Rechtsrockkonzerte und militaristische Ferienlager hinter der bürgerlichen Fassade
Heidi Benneckensteins Autobiografie „Ein deutsches Mädchen“ erzählt, wie sie selbst in einer Neonazi-Familie bei München aufwächst, Ferienlager der „Heimattreuen Deutschen Jugend“ und Rechtsrockkonzerte besucht, einen Journalisten verprügelt, gegen Migranten hetzt und der Szene schließlich den Rücken kehrt, als sie ein eigenes Kind erwartet.

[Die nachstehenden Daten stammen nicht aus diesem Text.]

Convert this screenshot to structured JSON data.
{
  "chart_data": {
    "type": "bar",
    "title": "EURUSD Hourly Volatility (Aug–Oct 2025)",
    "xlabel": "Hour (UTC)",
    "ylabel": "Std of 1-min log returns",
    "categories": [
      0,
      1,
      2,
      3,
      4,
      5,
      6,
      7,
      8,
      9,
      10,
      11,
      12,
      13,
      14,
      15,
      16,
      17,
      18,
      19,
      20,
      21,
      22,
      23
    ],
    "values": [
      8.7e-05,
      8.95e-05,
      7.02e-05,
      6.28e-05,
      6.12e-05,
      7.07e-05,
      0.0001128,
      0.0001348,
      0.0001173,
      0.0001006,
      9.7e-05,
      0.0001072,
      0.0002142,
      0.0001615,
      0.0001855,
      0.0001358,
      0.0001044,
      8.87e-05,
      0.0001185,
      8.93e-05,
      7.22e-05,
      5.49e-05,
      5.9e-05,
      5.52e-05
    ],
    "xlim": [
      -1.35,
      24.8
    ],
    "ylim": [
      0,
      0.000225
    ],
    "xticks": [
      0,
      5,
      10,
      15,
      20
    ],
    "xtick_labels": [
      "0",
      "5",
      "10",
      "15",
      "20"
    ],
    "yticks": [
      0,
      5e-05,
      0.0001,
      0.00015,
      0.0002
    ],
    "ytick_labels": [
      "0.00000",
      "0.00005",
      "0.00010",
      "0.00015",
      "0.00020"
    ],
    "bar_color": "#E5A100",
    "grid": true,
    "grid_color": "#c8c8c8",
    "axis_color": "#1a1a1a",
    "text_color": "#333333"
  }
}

Am 23.11.2021 war es drei neunten Klassen möglich, eine Bühnenfassung dieser Biografie – erarbeitet vom Landestheater Schwaben – im Arthur-Groß-Saal mitzuerleben, nachdem die für das Modeon angedachte Veranstaltung coronabedingt abgesagt werden musste. Besonderer Dank gilt an dieser Stelle der Schulleitung und dem Team vom Landestheater, die die Vorstellung am Gymnasium organisatorisch ermöglicht haben.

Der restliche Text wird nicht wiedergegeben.